In the coastal city of Mombasa, where tourists flock to enjoy the sun, sand, and the Indian Ocean’s embrace, there’s a man who has created a successful business.
Anthony Mwalekwa, a 40-year-old father of five, has turned a seemingly ordinary venture into a thriving enterprise known as ‘Millionaire.’
Here is his story as told by WoK
Mwalekwa’s journey began in 1998 when he left his rural home in Taita Taveta County, Kenya, with aspirations of securing a white-collar job in Mombasa.
Like many hopeful job seekers, he spent a grueling week knocking on office doors, only to be met with rejection at every turn.
Frustration and disappointment loomed large in his life, but a chance encounter at Mombasa’s Jomo Kenyatta public beach would change his destiny.

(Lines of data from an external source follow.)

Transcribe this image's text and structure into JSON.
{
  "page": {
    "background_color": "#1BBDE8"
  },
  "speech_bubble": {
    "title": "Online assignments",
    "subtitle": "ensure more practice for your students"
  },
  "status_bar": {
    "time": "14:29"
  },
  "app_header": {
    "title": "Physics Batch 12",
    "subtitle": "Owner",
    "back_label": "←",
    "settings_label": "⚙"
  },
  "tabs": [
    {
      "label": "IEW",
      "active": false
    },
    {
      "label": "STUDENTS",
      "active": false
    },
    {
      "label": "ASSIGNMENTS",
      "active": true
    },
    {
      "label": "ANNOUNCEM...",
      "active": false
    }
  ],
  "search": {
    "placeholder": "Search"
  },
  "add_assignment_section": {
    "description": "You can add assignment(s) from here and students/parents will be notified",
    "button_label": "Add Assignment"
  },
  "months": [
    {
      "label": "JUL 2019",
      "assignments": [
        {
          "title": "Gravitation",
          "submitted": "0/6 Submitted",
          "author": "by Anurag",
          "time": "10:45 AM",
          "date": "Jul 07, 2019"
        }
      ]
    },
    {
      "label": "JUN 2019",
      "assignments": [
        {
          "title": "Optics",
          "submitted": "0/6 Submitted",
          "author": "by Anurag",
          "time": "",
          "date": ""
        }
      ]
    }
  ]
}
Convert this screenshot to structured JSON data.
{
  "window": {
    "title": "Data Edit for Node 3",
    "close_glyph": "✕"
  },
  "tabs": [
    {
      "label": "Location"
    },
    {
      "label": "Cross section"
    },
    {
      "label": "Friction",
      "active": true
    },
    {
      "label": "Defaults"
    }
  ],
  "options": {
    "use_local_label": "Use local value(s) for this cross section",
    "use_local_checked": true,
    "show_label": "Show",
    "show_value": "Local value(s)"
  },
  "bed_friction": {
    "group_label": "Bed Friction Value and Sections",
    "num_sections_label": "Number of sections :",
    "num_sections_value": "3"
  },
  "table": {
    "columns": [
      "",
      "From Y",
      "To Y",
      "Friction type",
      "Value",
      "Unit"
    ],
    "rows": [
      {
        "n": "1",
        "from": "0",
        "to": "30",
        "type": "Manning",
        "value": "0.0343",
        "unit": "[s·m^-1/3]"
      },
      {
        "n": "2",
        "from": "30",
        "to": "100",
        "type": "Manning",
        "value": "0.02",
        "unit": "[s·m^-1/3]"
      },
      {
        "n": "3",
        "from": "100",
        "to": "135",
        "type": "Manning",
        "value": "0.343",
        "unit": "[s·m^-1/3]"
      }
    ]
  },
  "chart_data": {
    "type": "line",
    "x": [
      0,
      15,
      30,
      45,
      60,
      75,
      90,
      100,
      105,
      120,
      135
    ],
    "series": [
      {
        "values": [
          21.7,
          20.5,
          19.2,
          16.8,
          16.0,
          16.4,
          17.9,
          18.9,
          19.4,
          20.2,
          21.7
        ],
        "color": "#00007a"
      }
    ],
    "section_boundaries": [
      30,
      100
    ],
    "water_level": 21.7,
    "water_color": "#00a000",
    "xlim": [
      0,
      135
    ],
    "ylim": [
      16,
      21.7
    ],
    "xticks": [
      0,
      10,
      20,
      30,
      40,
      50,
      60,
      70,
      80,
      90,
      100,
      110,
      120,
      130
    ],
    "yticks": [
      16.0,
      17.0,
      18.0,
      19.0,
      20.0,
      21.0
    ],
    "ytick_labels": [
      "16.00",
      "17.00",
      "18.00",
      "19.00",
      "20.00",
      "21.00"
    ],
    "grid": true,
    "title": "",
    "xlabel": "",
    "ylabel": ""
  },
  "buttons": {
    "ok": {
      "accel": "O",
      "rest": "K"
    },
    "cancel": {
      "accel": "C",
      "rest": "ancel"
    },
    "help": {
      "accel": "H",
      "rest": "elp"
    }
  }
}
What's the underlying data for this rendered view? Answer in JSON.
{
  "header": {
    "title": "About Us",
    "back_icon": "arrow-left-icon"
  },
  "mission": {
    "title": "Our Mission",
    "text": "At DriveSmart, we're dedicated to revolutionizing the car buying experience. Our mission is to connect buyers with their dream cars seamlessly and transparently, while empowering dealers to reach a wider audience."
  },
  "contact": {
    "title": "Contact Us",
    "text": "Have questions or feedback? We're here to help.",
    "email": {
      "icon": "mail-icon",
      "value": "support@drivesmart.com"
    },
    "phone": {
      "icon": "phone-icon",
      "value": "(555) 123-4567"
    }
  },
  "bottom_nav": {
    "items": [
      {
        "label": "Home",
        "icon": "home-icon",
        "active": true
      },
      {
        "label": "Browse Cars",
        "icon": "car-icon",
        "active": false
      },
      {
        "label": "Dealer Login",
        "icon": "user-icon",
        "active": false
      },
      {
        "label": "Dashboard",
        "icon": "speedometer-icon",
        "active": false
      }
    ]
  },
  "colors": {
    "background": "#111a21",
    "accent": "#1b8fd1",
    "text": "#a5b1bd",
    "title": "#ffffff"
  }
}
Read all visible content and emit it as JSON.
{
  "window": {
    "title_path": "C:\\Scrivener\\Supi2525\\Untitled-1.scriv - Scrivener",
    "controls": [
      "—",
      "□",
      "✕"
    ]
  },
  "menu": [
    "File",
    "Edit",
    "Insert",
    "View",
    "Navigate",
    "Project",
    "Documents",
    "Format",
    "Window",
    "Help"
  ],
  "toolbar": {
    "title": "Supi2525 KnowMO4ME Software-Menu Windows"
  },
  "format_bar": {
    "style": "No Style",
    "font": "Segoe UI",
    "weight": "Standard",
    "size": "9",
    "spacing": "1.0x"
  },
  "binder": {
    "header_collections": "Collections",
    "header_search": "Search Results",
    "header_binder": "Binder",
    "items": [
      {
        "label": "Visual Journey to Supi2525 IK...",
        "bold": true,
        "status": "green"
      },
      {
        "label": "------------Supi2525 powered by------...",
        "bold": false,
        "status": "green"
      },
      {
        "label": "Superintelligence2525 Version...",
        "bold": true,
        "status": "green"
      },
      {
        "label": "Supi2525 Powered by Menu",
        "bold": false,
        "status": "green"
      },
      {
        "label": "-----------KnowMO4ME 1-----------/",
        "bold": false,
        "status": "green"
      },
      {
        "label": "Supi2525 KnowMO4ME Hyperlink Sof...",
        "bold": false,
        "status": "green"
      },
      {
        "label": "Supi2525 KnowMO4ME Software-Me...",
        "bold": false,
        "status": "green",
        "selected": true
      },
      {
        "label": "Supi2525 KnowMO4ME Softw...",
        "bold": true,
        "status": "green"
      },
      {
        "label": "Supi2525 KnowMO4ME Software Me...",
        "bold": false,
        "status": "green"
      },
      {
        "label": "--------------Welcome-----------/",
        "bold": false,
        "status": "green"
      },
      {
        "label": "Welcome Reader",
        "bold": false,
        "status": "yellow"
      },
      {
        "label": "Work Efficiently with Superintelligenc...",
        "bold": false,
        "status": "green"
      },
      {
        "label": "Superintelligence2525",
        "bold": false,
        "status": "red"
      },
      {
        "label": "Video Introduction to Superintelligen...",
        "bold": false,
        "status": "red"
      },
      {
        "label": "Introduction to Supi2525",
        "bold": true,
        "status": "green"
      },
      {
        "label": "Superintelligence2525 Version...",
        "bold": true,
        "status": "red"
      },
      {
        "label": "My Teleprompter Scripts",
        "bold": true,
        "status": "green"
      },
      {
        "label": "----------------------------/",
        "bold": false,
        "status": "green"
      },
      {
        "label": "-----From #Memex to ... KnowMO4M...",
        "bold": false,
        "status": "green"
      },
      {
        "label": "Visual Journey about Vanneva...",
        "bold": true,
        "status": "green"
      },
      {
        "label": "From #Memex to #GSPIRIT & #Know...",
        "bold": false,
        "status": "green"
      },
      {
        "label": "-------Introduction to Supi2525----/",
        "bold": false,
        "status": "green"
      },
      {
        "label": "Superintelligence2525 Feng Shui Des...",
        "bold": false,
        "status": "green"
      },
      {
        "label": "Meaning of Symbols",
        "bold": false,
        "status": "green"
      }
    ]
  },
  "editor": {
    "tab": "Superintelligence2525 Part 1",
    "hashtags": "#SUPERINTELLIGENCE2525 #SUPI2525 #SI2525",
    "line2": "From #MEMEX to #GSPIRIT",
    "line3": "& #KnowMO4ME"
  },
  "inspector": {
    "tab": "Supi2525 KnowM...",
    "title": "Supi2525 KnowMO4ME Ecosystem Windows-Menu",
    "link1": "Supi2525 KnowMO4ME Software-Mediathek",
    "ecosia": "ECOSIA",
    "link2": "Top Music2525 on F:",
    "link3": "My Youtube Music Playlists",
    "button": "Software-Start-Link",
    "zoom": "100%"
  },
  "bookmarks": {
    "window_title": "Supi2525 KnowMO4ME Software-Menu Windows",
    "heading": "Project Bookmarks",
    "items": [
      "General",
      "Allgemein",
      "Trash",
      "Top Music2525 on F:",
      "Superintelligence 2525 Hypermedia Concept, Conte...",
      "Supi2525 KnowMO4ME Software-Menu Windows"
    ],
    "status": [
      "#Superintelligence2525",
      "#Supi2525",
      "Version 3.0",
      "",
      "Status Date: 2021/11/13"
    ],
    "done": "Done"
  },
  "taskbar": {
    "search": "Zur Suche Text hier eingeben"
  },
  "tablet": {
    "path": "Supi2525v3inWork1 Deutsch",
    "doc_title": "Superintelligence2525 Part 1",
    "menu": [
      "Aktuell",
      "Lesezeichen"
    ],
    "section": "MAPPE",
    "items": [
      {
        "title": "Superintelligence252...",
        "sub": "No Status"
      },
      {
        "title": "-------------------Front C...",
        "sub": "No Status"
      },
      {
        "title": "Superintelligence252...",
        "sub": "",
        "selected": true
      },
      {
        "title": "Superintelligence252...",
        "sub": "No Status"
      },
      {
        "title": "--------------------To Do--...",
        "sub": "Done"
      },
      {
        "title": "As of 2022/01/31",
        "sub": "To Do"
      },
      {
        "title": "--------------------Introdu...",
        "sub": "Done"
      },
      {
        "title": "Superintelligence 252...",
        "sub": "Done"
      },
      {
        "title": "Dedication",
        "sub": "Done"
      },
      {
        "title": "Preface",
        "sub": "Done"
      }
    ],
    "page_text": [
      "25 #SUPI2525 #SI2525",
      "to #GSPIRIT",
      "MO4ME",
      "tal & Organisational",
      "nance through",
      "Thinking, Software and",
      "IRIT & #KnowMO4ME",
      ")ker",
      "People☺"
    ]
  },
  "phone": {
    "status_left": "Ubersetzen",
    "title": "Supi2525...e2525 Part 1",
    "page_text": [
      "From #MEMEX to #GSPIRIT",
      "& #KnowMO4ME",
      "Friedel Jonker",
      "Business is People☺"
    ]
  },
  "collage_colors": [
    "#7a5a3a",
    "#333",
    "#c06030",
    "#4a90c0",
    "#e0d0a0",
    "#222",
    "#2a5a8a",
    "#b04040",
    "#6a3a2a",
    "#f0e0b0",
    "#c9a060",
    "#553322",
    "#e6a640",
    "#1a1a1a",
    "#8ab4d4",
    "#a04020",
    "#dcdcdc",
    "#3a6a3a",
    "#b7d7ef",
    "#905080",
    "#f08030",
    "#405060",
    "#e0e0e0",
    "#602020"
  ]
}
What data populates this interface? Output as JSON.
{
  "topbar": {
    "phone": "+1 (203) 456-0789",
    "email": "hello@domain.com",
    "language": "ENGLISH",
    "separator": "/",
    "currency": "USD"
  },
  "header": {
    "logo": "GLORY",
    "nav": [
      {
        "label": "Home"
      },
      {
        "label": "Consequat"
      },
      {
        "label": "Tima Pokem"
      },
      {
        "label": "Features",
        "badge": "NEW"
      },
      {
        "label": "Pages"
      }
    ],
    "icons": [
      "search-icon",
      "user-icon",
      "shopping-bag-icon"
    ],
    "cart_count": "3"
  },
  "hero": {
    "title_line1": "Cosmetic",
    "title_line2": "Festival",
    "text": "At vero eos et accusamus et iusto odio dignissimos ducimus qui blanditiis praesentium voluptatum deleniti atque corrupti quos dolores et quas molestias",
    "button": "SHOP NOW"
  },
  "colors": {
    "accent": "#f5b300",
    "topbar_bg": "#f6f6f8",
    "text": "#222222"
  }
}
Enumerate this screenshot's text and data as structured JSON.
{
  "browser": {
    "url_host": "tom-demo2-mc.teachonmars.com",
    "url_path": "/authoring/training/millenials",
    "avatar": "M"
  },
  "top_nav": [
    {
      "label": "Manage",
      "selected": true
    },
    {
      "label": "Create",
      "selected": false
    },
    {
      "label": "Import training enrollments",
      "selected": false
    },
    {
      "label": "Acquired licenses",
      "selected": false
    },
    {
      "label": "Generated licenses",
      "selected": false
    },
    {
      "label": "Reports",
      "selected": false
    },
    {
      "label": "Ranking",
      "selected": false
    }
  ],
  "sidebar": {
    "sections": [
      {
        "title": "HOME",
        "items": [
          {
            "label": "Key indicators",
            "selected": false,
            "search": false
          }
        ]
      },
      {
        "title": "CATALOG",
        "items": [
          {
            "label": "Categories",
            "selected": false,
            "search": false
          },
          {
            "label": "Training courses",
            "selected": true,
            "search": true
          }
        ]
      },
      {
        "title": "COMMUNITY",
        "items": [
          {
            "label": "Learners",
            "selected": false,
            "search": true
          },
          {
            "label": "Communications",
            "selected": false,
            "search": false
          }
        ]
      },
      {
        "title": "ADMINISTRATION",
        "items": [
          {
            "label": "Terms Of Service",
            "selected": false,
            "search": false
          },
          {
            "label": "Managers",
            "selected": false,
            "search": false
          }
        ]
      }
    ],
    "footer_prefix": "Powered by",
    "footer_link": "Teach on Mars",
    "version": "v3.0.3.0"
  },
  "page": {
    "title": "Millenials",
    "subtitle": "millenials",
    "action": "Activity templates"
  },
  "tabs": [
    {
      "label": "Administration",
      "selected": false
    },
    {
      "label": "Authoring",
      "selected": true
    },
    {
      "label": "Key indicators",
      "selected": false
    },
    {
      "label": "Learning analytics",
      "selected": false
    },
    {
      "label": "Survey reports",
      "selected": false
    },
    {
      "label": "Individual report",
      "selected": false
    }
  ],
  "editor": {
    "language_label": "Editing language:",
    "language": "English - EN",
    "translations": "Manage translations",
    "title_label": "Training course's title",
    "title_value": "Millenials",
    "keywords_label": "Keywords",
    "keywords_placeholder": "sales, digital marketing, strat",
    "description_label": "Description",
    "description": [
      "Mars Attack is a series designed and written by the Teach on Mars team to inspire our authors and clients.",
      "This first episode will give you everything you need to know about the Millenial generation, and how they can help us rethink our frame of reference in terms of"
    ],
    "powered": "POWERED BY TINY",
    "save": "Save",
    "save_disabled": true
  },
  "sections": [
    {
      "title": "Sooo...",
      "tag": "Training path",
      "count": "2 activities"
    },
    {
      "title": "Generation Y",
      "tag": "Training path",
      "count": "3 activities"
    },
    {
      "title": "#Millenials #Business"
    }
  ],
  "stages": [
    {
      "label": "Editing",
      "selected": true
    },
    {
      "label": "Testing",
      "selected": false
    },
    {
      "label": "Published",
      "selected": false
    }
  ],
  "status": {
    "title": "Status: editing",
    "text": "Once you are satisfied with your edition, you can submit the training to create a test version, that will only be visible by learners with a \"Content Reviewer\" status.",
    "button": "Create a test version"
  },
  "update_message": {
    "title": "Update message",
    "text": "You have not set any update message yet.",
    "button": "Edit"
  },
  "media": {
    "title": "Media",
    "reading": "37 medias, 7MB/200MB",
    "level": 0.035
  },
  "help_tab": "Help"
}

One sweltering afternoon, as Mwalekwa gazed out at the vastness of the Indian Ocean, he noticed a couple struggling to stay afloat as they played in the water.
It struck him that a flotation device could have made their experience more enjoyable.
The following day, he returned to the beach with two worn-out vehicle tire tubes, and he strategically positioned himself near a group of students on an educational tour.
Two of the students approached him, inquiring if they could use the tire tubes to swim. Mwalekwa saw the opportunity and readily agreed, charging them a mere Sh20 each.
Little did he know that this would mark the beginning of a remarkable journey.
Mwalekwa is now a registered tire tube renter with the Ministry of Tourism and East African Affairs and a member of the Public Beach Tube Renters Association (PBTRA).
Over the years, Jomo Kenyatta public beach has become a popular destination for both residents and tourists.
It offers a wide range of activities, including face painting, boat rides, camel rides, and the chance to take a dip in the salty waters of the Indian Ocean, believed to have medicinal value.
Mwalekwa charges adults Sh100 and children Sh50 to use his tire tubes.
He has over 200 tubes neatly displayed in ‘Millionaire,’ each clearly marked to prevent loss or theft.
On a good day, he takes home Sh2,000.
“I have opened a savings account and I’m able to take care of my family’s needs from this tube renting business,’’ he said.
To comply with water sports regulations, Mwalekwa has undergone life-saving training, including a first-aid course administered by the Kenya Red Cross Society.
He is also a skilled swimmer and has volunteered numerous times to rescue distressed beachgoers in the ocean.
Furthermore, he oversees a group of beach operators who work in collaboration with marine rangers and tourist police to ensure the safety of beach users.
With the support of the Tourism Trust Fund and the government, the PBTRA and the Mombasa Boat Operators Association have been able to legitimize and mainstream the activities of beach operators along the public beach.
Mwalekwa appreciates these efforts, as they empower entrepreneurs like him to earn a decent living while contributing to their community.